By day, my husband Bart is an ag lender, loaning money to farmers for land, equipment and livestock. By night, he co-owns a sports bar in the lake town in which we live. When we got engaged, he joked about the roles I would soon be playing in his business. I laughed then, but once we moved in together and were married, I more consistently heard about the stressors he was experiencing in the bar business. Obviously, I wanted to take some of this stress off of him and, consequently, have been helping publicize the bar’s events for the past 10 weeks.
I’m no marketer, but I’ve been sharing knowledge from my career in magazines. I’ve started weekly meetings with the owners and managers, which has helped everyone’s communication. I’ve expanded the bar’s social media presence. And I’ve brought in one of my own trusted partners, a graphic designer who now is creating fliers, promos and coupons for the bar. At this point, I’m not sure whether my efforts truly are making a difference—though the bar has been packed the past few weekends—but I do know my husband is grateful to have me more involved.

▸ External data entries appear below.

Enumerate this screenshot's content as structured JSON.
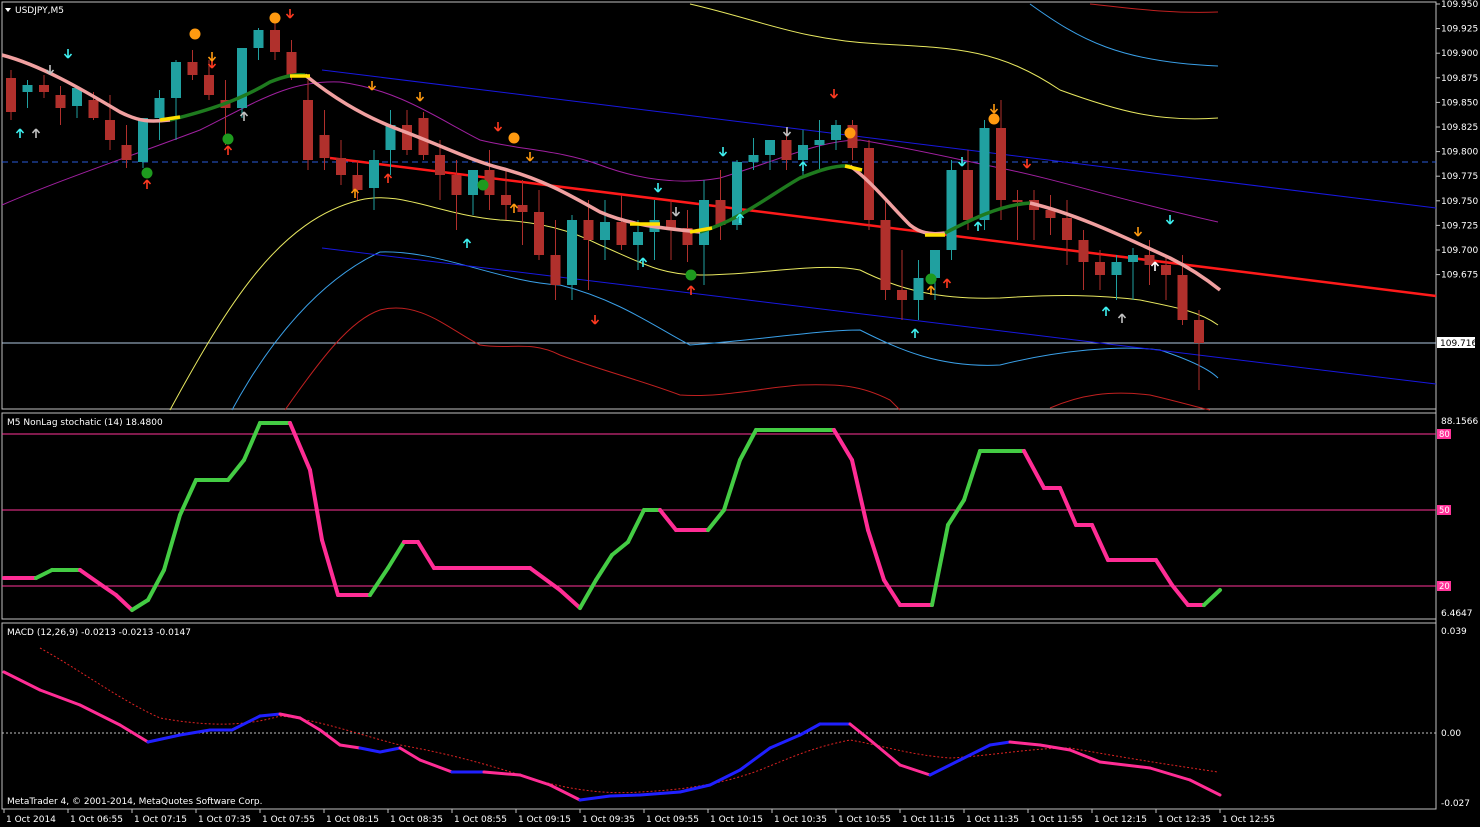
{
  "main": {
    "symbol_label": "USDJPY,M5",
    "current_price": "109.716",
    "price_ticks": [
      "109.950",
      "109.925",
      "109.900",
      "109.875",
      "109.850",
      "109.825",
      "109.800",
      "109.775",
      "109.750",
      "109.725",
      "109.700",
      "109.675"
    ],
    "colors": {
      "bull": "#20a0a0",
      "bear": "#b0302c",
      "trend": "#ff0000",
      "channel": "#1818e0",
      "ma_rising": "#1e7a1e",
      "ma_falling": "#f0a0a0"
    }
  },
  "stochastic": {
    "title": "M5 NonLag stochatic (14) 18.4800",
    "max_label": "88.1566",
    "min_label": "6.4647",
    "levels": [
      "80",
      "50",
      "20"
    ],
    "colors": {
      "up": "#44cc44",
      "down": "#ff2d95",
      "level": "#ff3399"
    }
  },
  "macd": {
    "title": "MACD (12,26,9) -0.0213 -0.0213 -0.0147",
    "ticks": [
      "0.039",
      "0.00",
      "-0.027"
    ],
    "colors": {
      "main_down": "#ff2d95",
      "main_up": "#2020ff",
      "signal": "#dd2222"
    }
  },
  "footer": {
    "copyright": "MetaTrader 4, © 2001-2014, MetaQuotes Software Corp."
  },
  "time_axis": {
    "labels": [
      "1 Oct 2014",
      "1 Oct 06:55",
      "1 Oct 07:15",
      "1 Oct 07:35",
      "1 Oct 07:55",
      "1 Oct 08:15",
      "1 Oct 08:35",
      "1 Oct 08:55",
      "1 Oct 09:15",
      "1 Oct 09:35",
      "1 Oct 09:55",
      "1 Oct 10:15",
      "1 Oct 10:35",
      "1 Oct 10:55",
      "1 Oct 11:15",
      "1 Oct 11:35",
      "1 Oct 11:55",
      "1 Oct 12:15",
      "1 Oct 12:35",
      "1 Oct 12:55"
    ]
  }
}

Relying on trusted partners also can have a positive effect on your roofing business. For example, Pete Mazzuca III, co-founder, executive vice president and sales manager for Cal-Vintage Roofing of Northern California, Sacramento, explains his partnership with Santa Rosa, Calif.-based Ygrene Energy Fund in “Business Sense”. Through the partnership, Mazzuca’s roofing company now can offer customers YgreneWorks PACE financing for energy-efficiency and resiliency upgrades, including roofing, on their homes or businesses. Ygrene considers the equity in the property, not the personal credit of the owner, unlocking finance doors for entire groups of customers. Consequently, the partnership with Ygrene Energy Fund has increased Mazzuca’s business by 20 percent.
Trusting a partner’s expertise can ensure roofing projects meet a building owner’s needs while being cost-effective. In our “Cover Story”, Atlanta-based Diamond Roofing Co., which has its own sheet-metal shop, opted to partner with a supplier to source prefabricated edge metal for the roofing project at Gordon Hospital, Calhoun, Ga. The prefabricated edge metal had been formally tested to meet or exceed the FM 1-105 criterion required by hospital officials. In addition, by ordering the large volume of edge metal the hospital project needed, Diamond Roofing saved time and labor costs.
Last but not least, Thomas W. Hutchinson, AIA, FRCI, RRC, CSI, RRP, principal of Hutchinson Design Group Ltd., Barrington, Ill., and a member of Roofing’s editorial advisory board, often regales us with stories from his in-the-field experiences. In “From the Hutchinson Files”, Hutch explains how to be a better partner when communicating and coordinating between trades—in this case, plumbing, steel and roof design during implementation of roof drains according to new energy code requirements. Because—as Hutch will tell you—it’s not enough to just be a partner and provide generic details; you should be the best partner you can be and really think through roof system design.